The videos which Opportunities has created to share this information also include some testimonials from people who have received the vaccine, who shared how grateful they were to be out of danger and to be able to return to normal activities without extra protections like social distancing and masks.
“A lot of the people we talked to shared the message that the main reason they want to get the vaccine was to protect the people they love,” Loyd said. “These might be children for whom a vaccine is not yet available or people whose immune system is suppressed so the vaccines might not be fully effective for them.”
Those creating the educational materials were careful not to espouse a political view or to tell people what to do with their own bodies or health, Kennedy said. The agency seeks to connect people to unbiased information to empower them to make the best choices for themselves.
“We work with a diverse population,” Kennedy said. “We’re sensitive about putting people on the spot. We want to educate and empower people to make their own decisions.”
Response to the video series has been really positive, Loyd said.
So far, Opportunities has shared the full drive with 12,000 different people/organizations/businesses, empowering those people and groups to spread the information and help those in their orbit.
“Anyone can go into the drive and use the whole toolkit,” Loyd said. “Organizations don’t have to put any of their own resources into it — it’s all there ready to use.”

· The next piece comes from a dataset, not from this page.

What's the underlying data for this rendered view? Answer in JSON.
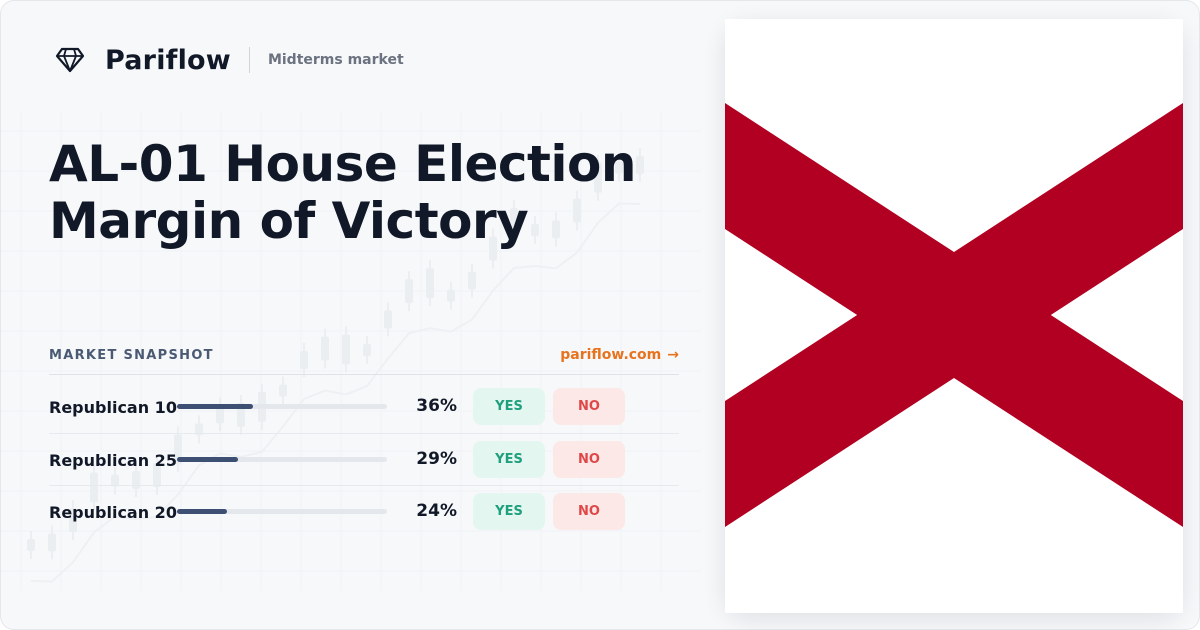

In the meantime, to reach those with barriers to the regular information outlets, the agency has also employed a “COVID navigator,” Troy Norman, to do community outreach.
Norman has been traveling to high-need areas to give presentations to local chambers of commerce, county organizations, homeless services, food pantries.
“People at a homeless shelter might not have a phone or TV,” Loyd said, noting that Norman’s more personal outreach efforts help the campaign reach those without access to the normal resources like a cell phone or television.
The project runs through Sept. 1 of this year, and then Opportunities and the other agencies which received these grant funds have to report back to the state about their outreach efforts.